I've been bitten by this while debugging.

# pfctl -N -f /etc/pf.conf

This will reload the nat rules only.. often best to disable the firewall rules when testing nat, so do

# pfctl -Fr

to flush the rules, and just

# pfctl -R -f /etc/pf.conf

to use them again.

# pfctl -Fs 

to flush the current nat states, just remember the existing natted connections will drop when you do this.

# pfctl -ss 

to show the current nat states.

in summary, -Fn the F means to Flush. -sn the s means to show. -N and -R are to load only the Nat or filter Rules respectively.


If you're satisfied with your pf ruleset, you might be interesting in looking into ALTQ. Alternate queuing (ALTQ) is a framework that allows to shape network traffic.


helpful rules for pf.conf

These can mostly be found by logging all of your block rules and then watching with:

# tcpdump -vvv -e -ttt -i pflog0

Once you see something you want to block, usually a reoccuring sequence, you can add a block rule without log enabled.

# block Microsoft Calendar
block in quick on $ext_if proto udp from any to any port {1024 1025 1026 1027 1028 1029 1030 }
# block nmap OS detection scans somewhat (-O)
block in quick proto tcp flags FUP/WEUAPRSF
block in quick proto tcp flags WEUAPRSF/WEUAPRSF
block in quick proto tcp flags SRAFU/WEUAPRSF
block in quick proto tcp flags /WEUAPRSF
block in quick proto tcp flags SR/SR
block in quick proto tcp flags SF/SF


Don't let the flags confuse you, the simplest way to block any sort of OS detection scans is to block anything and not return a packet.

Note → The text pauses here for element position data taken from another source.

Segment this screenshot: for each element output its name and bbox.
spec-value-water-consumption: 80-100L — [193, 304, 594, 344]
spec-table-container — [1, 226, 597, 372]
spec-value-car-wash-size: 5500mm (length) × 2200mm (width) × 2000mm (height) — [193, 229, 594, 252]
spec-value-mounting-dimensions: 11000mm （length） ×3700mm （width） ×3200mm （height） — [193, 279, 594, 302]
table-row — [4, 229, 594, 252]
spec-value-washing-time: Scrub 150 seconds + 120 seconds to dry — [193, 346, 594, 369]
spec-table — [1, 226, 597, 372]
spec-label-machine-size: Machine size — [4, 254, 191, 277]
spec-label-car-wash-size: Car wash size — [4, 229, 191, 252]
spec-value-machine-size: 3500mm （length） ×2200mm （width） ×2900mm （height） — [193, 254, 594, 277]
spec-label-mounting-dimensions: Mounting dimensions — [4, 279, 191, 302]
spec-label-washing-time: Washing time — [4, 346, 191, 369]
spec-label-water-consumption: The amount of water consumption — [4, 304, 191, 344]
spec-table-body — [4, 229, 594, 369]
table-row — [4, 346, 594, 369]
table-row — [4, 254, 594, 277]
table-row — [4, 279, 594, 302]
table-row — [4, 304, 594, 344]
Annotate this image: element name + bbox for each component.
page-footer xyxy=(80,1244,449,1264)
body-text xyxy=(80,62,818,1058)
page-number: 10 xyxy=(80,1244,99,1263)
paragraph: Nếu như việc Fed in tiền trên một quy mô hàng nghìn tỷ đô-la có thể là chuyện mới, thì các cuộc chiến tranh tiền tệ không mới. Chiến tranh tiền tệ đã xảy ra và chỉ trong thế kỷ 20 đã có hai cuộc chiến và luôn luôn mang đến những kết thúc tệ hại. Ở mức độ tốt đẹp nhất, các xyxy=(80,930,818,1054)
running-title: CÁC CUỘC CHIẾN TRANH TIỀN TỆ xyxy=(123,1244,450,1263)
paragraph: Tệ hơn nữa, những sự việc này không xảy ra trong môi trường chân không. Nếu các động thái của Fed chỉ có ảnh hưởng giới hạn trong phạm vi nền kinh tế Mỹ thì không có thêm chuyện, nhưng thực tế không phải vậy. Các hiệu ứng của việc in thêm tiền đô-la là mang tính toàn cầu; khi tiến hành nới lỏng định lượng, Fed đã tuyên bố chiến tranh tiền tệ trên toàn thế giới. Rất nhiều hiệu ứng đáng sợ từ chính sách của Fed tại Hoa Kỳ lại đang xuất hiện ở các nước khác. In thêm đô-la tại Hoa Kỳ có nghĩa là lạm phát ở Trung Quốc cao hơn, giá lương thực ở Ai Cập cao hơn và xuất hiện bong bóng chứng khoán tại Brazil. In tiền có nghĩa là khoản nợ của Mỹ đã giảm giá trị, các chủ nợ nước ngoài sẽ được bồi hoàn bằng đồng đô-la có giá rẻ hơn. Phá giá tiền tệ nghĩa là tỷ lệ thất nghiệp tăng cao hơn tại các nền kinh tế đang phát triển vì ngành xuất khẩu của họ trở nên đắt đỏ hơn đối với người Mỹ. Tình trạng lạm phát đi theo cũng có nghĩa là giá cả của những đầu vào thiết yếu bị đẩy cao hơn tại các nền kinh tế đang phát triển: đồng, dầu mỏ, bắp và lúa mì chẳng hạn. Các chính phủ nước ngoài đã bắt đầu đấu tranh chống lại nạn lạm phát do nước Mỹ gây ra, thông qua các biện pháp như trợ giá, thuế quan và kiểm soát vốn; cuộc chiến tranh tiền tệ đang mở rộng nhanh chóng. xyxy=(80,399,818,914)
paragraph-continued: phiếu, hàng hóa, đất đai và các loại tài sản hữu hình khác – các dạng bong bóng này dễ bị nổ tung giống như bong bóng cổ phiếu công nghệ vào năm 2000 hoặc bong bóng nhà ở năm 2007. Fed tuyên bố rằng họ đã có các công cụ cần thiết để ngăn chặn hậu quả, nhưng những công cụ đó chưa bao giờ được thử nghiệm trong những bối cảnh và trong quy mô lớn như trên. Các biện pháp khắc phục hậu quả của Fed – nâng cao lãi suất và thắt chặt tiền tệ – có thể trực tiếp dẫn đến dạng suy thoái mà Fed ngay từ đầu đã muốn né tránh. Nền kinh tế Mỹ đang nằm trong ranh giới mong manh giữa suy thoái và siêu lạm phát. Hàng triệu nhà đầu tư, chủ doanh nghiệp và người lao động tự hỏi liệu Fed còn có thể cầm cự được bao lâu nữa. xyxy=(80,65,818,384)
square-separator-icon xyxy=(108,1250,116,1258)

The scanner will only know that the packet never came back. You need to suit this with the blocking policy of your ISP though. It's interesting to find out when an IP is not allocated by an end-user whether the ISP's network access server reply anything in its place or whether the IP is blackholed. Early access servers showed a routing loop in a traceroute, my particular ISP blackholes non-used IP's. Getting to my point, if your ISP blackholes non-used IP's then using a block that doesn't reply anything shows no distinction whether there is a "live" computer behind an IP. If an ISP replies with some sort of packet perhaps the pf rules should be adapted to reply the same, so that a transparency appears.